“The objects of his love are mine. He hath given them to me in an everlasting covenant. He hath given me the heathen for an inheritance, and the uttermost parts of the earth for a possession. They were mine by the original right of creation; but now they are doubly mine by the superadded claim of redemption. My Father, before the world was, gave me a charter of all the souls I would redeem. I have fulfilled the condition. I have poured out my soul unto death, and sealed the covenant with the blood of my cross. Therefore all believers are mine. I have bought them with a price. I have redeemed them from the bondage of sin and death. Their names are engraven on my hands and my feet. They are written with the soldier’s spear upon my heart. And of all that the Father hath given me, I will lose nothing. I will draw them all to myself; I will raise them up at the last day; and they shall be with me where I am, that they may behold my glory—the glory which I had with the Father before the foundation of the world.”

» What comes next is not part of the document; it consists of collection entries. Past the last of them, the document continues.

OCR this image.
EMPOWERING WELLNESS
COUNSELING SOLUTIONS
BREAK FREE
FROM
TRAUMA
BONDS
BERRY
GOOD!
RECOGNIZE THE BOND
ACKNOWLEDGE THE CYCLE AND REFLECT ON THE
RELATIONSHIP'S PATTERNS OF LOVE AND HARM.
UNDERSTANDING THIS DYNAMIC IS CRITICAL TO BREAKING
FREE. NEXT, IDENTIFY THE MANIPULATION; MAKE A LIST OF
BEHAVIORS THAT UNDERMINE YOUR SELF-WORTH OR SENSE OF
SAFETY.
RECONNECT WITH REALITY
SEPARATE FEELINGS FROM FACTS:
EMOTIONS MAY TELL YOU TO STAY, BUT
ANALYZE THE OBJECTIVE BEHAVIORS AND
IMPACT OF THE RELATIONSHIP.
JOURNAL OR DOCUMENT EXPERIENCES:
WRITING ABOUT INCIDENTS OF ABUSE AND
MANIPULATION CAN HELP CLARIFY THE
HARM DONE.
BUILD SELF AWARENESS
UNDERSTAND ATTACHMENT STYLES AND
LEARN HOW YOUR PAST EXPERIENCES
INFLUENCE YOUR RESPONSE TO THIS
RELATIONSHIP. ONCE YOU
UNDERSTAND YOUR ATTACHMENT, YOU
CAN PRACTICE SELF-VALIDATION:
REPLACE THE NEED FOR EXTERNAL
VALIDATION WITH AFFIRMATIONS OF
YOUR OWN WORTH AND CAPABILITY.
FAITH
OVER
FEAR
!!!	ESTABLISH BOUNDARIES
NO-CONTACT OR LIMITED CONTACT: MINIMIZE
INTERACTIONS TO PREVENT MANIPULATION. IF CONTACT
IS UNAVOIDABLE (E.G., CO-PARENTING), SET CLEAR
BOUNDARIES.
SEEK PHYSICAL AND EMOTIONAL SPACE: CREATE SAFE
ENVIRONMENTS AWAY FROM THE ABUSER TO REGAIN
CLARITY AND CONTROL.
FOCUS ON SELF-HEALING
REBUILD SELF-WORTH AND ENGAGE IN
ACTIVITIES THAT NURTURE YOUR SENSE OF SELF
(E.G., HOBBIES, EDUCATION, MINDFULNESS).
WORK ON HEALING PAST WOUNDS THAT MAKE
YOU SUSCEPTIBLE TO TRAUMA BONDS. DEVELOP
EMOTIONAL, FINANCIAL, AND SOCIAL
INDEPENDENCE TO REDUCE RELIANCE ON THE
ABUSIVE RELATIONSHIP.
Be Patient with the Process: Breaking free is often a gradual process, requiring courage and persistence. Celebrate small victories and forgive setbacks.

II. The Father and the Son are equally glorified in the economy of redemption, and the work of the Holy Spirit.

1. The Son glorifies the Father. I hear him praying in the garden:—“Father, I have glorified thee on the earth; I have finished the work which thou gavest me to do.” I hear him again, amid the supernatural gloom of Calvary, with a voice that rings through the dominions of death and hell, crying—“It is finished!”

What mighty achievement hast thou finished to-day, blessed Jesus? and how have thy unknown agony and shameful death glorified the Father?

“I have glorified the Father, by raising up those precious things which fell in Eden, and were lost in the abyss.

“I have raised up my Father’s law. I found it cast down to the earth, and trampled into the dust. I have magnified and made it honorable. I have vindicated its authority in the sight of men and angels. I have satisfied its demands on behalf of my redeemed, and become the end of the law for righteousness to all who will receive me as their surety.

“I have raised up my Father’s name. I have declared it to my brethren. I have manifested it to the men whom he has given me. I have given a new revelation of his character to the world. I have shown him to sinners, as a just God and a Saviour. I have restored his worship in purity and spirituality upon earth. I have opened a new and living way to his throne of grace. I have written the record of his mercy with my own blood upon the rocks of Calvary.

“I have raised up my Father’s image. I have imprinted it afresh upon human nature, from which it was effaced by sin. I have displayed its excellence in my own character. I have passed through the pollutions of the world, and the territory of death, without tarnishing its lustre, or injuring its symmetry. Though my visage is marred with grief, and my back plowed with scourges, and my hands and feet nailed to the accursed cross, not one trace of my Father’s image has been obliterated from my human soul. It is as perfect and as spotless now as when I lay in the manger. I will carry it unstained with me into heaven. I will give a full description of it in my gospel upon earth. I will change my people into the same image from glory to glory. I will also renovate and transform their vile bodies, and fashion them like unto my own glorious body. I will ransom them from the power of the grave; and because I live, they shall live also—the counterpart of my own immaculate humanity—mirrors to reflect my Father’s glory for ever.”

2. The Father glorifies the Son. He prayed in the garden:—“And now, Father, glorify thou me with thine own self, with the glory which I had with thee before the world was.” Was the petition granted? Answer, ye Roman sentinels, who watched his sepulchre! Answer, ye men of Galilee, who gazed upon his chariot, as he ascended from the Mount of Olives!

The glorification of the Son by the Father implies all the honors of his mediatorial office—all the crowns which he won by his victory over the powers of death and hell. The Father raised him from the dead, and received him up into glory, as a testimony of his acceptance as the sinner’s surety—an expression of perfect satisfaction with his vicarious sacrifice upon the cross. It was the just reward of his work; it was the fruit of his gracious travail. He is “crowned with glory and honor for the sufferings of death.” “Because he hath poured out his soul unto death,” therefore “God also hath highly exalted him, and given him a name that is above every name.”